Pentagon Is Rushing $300M in Weapons to Ukraine

Money was found in contract cost savings
By Newser Editors and Wire Services
Posted Mar 12, 2024 2:57 PM CDT
Pentagon Is Rushing $300M in Weapons to Ukraine
Ukrainian soldiers prepare to fire a multiple launch rocket system towards Russian positions at the front line, near Bakhmut, Donetsk region, Ukraine, March 5, 2024.   (AP Photo/Efrem Lukatsky)

The Pentagon will rush about $300 million in weapons to Ukraine after finding some cost savings in its contracts, even though the military remains deeply overdrawn and needs at least $10 billion to replenish all the weapons it has pulled from its stocks to help Kyiv in its desperate fight against Russia, the White House announced Tuesday. It's the Pentagon's first announced security package for Ukraine since December, when it acknowledged it was out of replenishment funds. It wasn't until recent days that officials publicly acknowledged they weren't just out of replenishment funds, but $10 billion overdrawn, the AP reports.

  • Ukraine's situation has become more dire, with units on the front line rationing munitions as they face a vastly better supplied Russian force. "When Russian troops advance and its guns fire, Ukraine does not have enough ammunition to fire back," said national security adviser Jake Sullivan.

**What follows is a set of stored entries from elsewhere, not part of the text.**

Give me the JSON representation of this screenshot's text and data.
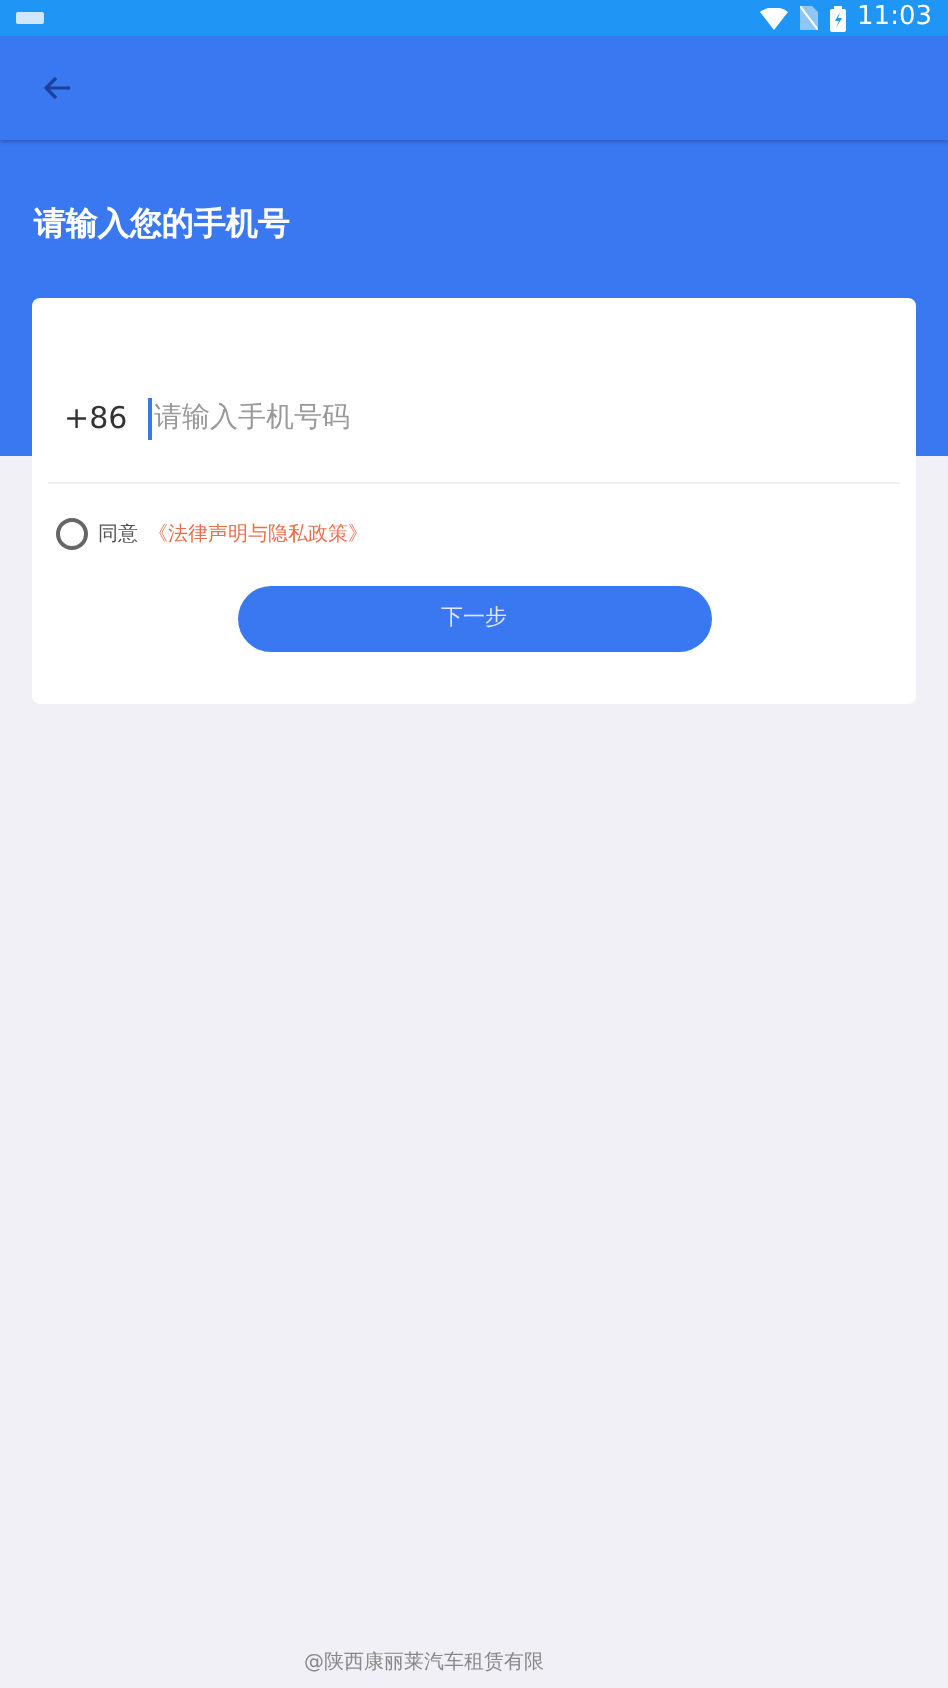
{
  "status_bar": {
    "time": "11:03"
  },
  "header": {
    "title": "请输入您的手机号"
  },
  "form": {
    "country_code": "+86",
    "phone_placeholder": "请输入手机号码",
    "agree_label": "同意",
    "policy_link": "《法律声明与隐私政策》",
    "agreed": false,
    "next_button": "下一步"
  },
  "footer": {
    "text": "@陕西康丽莱汽车租赁有限"
  }
}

  • The announcement comes as efforts to get fresh funds for weapons have stalled in the House because of Republican opposition. US officials have insisted for months that the United States wouldn't be able to resume weapons deliveries until Congress provided additional replenishment funds, which are part of a large supplemental package stalled in Congress.
  • The replenishment funds have allowed the Pentagon to pull existing munitions, air defense systems, and other weapons from its reserve inventories under presidential drawdown authority, or PDA, to send to Ukraine and then put contracts on order to replace those weapons, which are needed to maintain US military readiness.
  • The Pentagon also has had a separate Ukraine Security Assistance Initiative, or USAI, which has allowed it to fund longer-term contracts with industry to produce new weapons for Ukraine. Senior defense officials who briefed reporters said the Pentagon was able to get cost savings in some of those longer-term contracts of roughly $300 million and, given the battlefield situation, decided to use those savings to go ahead and send more weapons.
  • One of the officials said the package represented a "one time shot"—unless Congress passes the supplemental spending bill, which includes roughly $60 billion in military aid for Ukraine, or more cost savings are found.